Understanding your audience

Before you write anything, figure out who is actually going to read it and what they are trying to do. Someone who already knows the basics wants different information than someone who is completely new, and a mismatch in assumed knowledge is usually where copy starts to lose people. Match the tone to the context: friendly and direct for a blog, more careful for anything technical or instructional.


What changed: the heading lost its Title Case and its bold. The four bullets became two sentences. The empty closer ("drives meaningful engagement") was cut. The bolded phrase "key considerations" disappeared. The information is the same; the presentation no longer announces its origins.

For a broader editorial pass, see how to edit an AI draft so it reads like a human wrote it or work through a simple checklist for removing AI tells from any draft.

Fixing It in One Pass

If you are working through a full draft and want to catch formatting tells efficiently, run through these in order.

First, scan every heading. Change Title Case to sentence case unless your style guide requires otherwise. Then read what each heading says and ask whether it names a topic or tells the reader something specific. Rewrite any that are just labels.

Second, select all and search for bold. Click through each instance and ask whether it helps a skimmer or just adds visual noise. Remove the bold on anything that is not a term being defined, a genuine warning, or a navigational anchor.

Third, look at every list with three items or fewer. Read the items as a sentence and see if it works. If it does, collapse it.

None of these changes touch the ideas in the draft. They just remove the layer of automated structure that got laid on top of them. If the writing underneath is solid, it will show once the formatting is out of the way.

For deeper sentence-level work, how to rewrite a robotic AI paragraph by hand covers the prose side of the edit.

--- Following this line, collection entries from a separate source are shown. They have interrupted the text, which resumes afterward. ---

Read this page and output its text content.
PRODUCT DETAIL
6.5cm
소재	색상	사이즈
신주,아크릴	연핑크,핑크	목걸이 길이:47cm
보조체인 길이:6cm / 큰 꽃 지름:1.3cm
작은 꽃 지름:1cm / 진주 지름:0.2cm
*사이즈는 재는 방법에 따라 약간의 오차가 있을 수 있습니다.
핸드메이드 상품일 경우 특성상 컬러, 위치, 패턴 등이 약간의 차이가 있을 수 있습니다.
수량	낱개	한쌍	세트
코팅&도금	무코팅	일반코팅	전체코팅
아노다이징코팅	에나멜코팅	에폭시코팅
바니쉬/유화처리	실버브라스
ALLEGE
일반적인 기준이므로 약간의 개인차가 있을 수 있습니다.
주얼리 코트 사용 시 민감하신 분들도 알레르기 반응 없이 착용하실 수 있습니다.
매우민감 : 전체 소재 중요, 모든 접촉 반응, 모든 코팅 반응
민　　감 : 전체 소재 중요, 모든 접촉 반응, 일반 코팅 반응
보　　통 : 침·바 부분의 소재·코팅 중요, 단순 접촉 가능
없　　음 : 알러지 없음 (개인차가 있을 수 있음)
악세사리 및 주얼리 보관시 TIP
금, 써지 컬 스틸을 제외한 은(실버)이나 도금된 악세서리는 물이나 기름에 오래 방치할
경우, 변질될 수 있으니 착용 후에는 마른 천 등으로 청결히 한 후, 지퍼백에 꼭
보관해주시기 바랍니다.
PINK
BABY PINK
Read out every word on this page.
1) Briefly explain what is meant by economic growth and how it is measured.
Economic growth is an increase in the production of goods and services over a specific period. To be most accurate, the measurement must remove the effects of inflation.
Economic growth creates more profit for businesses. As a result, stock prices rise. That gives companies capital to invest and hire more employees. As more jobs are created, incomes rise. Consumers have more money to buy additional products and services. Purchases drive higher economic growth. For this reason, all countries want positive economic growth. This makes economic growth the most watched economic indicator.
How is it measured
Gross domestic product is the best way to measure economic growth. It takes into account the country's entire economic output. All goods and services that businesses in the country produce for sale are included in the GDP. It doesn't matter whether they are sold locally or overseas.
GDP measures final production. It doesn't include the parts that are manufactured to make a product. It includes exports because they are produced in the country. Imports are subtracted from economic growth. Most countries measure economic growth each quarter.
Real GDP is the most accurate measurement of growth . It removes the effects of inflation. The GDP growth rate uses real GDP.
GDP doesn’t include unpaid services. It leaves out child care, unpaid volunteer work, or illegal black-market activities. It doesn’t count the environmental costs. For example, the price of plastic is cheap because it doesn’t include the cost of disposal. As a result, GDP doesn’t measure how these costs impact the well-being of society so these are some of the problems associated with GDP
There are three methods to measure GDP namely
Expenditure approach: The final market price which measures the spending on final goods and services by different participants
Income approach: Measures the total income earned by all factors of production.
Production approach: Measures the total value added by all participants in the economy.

If you want a prompt that handles most of these issues automatically before you edit, the free prompt on the humanizer prompt page includes instructions for reducing bold, flattening lists, and normalizing headings as part of the rewrite pass.

Frequently Asked Questions

Is it always wrong to use bullet lists in AI-edited content?

No. Lists are useful when the items are genuinely parallel, when readers will scan rather than read, or when order matters (steps in a process, for example). The problem is not lists themselves but AI's habit of applying them to content that reads better as prose. If you find yourself with a list and you can write it out in a sentence without losing anything, the list probably was not necessary.

What is wrong with Title Case headings?

Nothing is technically wrong with Title Case, and plenty of well-edited publications use it. The issue is that AI applies it uniformly to every heading regardless of tone, and readers have started to associate that pattern with generated text. Sentence case tends to read more naturally and gives the impression that a person made a choice rather than a model applied a rule.

How much bold is too much?

One rough guide: if more than one phrase per paragraph is bolded, you probably have too much. Bold works best when it is rare enough that the reader trusts it means something. When every paragraph has a bolded phrase, the emphasis flattens out and stops doing its job.

Can I fix formatting issues with a prompt instead of by hand?

Yes, to a point. A well-written prompt can ask the model to remove excess bold, convert Title Case headings to sentence case, and collapse short lists into prose. The model will not catch every case perfectly, but a formatting-focused revision prompt can handle much of the mechanical work before you do a human pass. The humanizer prompt includes formatting instructions alongside voice and style guidance.

Does fixing formatting actually affect whether AI detectors flag the content?

Formatting alone is unlikely to change a detector score significantly, because most detectors look at statistical patterns in the text itself rather than visual structure. But fixing the formatting is still worth doing, because it is one of the most visible signals to human readers. A person scanning your page will notice the AI pattern from the layout before they read a word. Fixing it makes the text look like someone edited it, which is often the first thing you want to establish.